Women of childbearing age should use adequate methods of contraception during treatment with Zoloft.
Studies comparing the levels of sertraline and its main metabolite, dezmetilsertralin, in the mother’s blood and their concentration in umbilical cord blood during feeding showed that the effect of sertraline and its metabolites on the fetus is approximately one third of its effect on the mother. The use of Zoloft (sertraline) during the first trimester of pregnancy is associated with an increased likelihood of the following defects at birth: umbilical hernia (the risk is 6times higher), anal atresia and defects in limb reduction (four times), and septal defects (twice), but these specific themselves are rare and, therefore, the absolute risk is quite small.
Animal studies have shown that sertraline reduces sperm quality. In theory, this can have an impact on fertility. But to date, the effect on fertility in humans has not been observed.
Zoloft and Breastfeeding
Sertraline is able to penetrate into breast milk, so the drug is contraindicated during breastfeeding. Still, there is no accurate information about its safety during lactation, so it is advisable to stop breastfeeding while the drug is being used.
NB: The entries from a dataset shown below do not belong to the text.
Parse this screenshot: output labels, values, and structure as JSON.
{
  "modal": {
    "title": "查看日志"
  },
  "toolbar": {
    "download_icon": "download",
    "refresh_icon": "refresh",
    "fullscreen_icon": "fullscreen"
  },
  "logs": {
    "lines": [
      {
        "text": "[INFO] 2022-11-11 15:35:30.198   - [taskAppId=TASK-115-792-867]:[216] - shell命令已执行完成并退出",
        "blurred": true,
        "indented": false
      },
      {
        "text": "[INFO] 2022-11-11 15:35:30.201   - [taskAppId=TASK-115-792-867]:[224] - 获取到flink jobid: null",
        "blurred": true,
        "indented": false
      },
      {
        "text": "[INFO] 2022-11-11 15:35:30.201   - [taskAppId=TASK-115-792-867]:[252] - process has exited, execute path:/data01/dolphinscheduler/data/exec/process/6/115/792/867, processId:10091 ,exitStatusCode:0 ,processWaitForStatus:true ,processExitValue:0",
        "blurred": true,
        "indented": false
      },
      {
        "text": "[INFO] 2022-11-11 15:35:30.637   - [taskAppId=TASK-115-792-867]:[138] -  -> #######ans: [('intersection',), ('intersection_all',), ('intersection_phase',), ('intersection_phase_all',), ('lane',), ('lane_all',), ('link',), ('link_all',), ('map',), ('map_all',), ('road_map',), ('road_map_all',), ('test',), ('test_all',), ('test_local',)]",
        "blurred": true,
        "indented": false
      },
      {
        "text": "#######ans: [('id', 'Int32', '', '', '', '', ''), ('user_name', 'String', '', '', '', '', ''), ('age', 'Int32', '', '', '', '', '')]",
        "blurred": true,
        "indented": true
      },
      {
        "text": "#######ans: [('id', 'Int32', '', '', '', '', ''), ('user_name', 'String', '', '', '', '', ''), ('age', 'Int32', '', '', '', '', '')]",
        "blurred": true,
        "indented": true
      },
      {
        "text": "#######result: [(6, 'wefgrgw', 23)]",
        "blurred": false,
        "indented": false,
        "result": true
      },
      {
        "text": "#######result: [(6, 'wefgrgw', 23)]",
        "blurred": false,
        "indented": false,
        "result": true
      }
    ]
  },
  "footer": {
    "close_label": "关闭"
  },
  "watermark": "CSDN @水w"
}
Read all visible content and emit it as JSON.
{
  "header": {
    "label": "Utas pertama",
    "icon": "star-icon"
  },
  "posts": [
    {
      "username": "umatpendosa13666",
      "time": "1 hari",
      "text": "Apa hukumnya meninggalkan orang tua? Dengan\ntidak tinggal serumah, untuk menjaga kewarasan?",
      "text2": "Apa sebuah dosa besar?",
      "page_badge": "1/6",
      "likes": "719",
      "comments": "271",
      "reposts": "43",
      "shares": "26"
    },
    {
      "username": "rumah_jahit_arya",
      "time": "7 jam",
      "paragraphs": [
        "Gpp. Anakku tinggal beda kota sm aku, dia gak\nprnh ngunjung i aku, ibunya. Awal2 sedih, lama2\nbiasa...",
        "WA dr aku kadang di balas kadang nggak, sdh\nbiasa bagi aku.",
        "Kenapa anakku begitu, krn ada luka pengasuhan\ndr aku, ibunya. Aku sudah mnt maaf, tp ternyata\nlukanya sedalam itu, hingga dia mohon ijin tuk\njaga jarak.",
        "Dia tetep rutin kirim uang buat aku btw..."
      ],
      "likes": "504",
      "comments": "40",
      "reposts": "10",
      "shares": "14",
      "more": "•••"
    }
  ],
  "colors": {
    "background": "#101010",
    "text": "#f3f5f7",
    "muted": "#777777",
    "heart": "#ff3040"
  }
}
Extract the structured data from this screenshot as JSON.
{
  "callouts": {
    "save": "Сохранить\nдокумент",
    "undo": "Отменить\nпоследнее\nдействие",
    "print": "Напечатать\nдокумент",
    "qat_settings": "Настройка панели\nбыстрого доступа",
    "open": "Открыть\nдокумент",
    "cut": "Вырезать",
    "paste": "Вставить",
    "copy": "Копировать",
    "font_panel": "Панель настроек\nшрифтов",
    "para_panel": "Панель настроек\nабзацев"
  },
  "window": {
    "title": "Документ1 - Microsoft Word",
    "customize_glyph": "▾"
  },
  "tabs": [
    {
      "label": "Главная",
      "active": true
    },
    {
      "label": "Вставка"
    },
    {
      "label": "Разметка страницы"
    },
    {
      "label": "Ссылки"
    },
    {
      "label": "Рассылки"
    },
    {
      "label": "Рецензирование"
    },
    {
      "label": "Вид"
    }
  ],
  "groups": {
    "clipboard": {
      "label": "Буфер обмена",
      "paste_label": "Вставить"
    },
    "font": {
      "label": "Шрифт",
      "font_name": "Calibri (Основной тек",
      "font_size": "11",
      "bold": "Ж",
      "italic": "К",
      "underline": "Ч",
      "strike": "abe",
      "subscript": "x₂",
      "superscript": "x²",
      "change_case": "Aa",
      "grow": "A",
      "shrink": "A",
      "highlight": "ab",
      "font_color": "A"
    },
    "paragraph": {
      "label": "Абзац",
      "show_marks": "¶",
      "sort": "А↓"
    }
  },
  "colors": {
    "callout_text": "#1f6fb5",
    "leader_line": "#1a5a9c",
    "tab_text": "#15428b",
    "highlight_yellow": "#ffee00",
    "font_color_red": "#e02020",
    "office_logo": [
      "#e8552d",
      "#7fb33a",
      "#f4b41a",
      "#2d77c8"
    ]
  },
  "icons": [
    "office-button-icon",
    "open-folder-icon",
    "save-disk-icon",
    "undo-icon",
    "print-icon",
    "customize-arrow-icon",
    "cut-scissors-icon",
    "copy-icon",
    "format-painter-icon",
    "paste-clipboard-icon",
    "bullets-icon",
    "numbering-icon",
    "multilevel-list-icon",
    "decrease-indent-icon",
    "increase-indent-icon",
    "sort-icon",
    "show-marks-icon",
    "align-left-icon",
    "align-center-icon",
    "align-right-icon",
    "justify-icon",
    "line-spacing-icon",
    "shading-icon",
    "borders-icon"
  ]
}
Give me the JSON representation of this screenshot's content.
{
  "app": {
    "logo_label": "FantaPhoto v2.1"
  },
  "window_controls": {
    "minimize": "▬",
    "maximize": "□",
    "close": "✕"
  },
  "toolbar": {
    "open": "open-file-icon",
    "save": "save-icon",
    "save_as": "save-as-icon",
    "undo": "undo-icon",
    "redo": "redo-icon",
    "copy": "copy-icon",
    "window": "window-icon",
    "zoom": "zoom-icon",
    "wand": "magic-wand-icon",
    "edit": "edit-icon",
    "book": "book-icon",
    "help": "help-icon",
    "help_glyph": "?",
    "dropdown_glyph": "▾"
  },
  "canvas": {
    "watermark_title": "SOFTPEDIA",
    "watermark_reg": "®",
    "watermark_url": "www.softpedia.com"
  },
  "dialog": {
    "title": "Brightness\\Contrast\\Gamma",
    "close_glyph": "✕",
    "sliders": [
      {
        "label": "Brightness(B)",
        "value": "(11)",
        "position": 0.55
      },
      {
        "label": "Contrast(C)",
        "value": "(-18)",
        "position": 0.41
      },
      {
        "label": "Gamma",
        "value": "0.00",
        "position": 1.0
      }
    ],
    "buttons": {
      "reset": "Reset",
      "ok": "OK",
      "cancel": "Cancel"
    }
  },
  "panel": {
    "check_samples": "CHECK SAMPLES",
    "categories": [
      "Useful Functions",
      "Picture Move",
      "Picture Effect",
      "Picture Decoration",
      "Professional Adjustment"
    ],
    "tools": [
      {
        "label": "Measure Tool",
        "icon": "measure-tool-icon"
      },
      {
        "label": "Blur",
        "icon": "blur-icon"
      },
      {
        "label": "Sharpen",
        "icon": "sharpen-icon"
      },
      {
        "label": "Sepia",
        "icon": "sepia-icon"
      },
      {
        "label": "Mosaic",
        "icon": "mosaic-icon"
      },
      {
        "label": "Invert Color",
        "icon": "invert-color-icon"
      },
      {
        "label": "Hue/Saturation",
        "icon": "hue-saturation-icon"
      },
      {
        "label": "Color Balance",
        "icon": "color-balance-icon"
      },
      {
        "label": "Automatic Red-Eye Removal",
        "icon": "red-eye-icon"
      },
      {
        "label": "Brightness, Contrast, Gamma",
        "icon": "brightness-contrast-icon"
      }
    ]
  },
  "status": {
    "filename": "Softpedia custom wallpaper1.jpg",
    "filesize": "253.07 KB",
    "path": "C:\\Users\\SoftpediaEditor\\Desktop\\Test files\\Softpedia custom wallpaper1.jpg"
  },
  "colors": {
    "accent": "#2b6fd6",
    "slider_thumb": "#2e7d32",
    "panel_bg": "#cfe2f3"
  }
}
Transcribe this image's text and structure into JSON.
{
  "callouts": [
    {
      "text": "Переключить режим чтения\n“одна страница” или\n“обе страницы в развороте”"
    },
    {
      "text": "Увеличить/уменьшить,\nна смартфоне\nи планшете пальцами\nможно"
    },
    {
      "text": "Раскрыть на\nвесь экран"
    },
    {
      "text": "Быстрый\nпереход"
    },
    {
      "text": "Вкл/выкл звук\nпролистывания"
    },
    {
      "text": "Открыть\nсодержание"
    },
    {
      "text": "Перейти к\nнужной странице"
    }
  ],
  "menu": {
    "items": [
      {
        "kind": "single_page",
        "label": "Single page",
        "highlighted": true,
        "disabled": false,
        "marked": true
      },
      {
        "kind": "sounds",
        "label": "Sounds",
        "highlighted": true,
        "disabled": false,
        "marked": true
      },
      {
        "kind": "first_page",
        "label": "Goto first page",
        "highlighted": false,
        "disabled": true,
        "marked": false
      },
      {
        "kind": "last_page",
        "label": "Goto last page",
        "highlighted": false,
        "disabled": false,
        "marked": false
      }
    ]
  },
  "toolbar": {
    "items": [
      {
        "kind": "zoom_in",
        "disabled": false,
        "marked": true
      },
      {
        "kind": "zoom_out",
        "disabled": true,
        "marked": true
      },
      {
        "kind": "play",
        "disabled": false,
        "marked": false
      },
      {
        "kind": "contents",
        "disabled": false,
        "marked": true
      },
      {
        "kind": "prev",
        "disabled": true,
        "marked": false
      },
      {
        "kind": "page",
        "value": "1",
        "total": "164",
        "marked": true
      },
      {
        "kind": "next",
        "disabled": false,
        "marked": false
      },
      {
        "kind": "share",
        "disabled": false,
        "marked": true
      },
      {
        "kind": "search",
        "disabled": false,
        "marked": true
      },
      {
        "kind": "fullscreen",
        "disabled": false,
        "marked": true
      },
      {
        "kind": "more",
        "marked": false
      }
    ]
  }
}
To date, the occurrence of adverse reactions in infants whose mothers took Zoloft during breastfeeding has not been reported, but the risk of their manifestation cannot be excluded.
The concentration of sertraline and desmethylsertraline in breast milk varies greatly. On average it is equal to the concentration in the blood plasma of the mother. As a result, more than half of breastfed babies receive less than 2 mg / day of sertraline and desmetilsertraline combined, and in most cases these substances are not detected in their blood.
In general, the combination of Zoloft and pregnancy/breastfeeding is not recommended except in cases where, according to the doctor, the benefits outweigh the possible risk.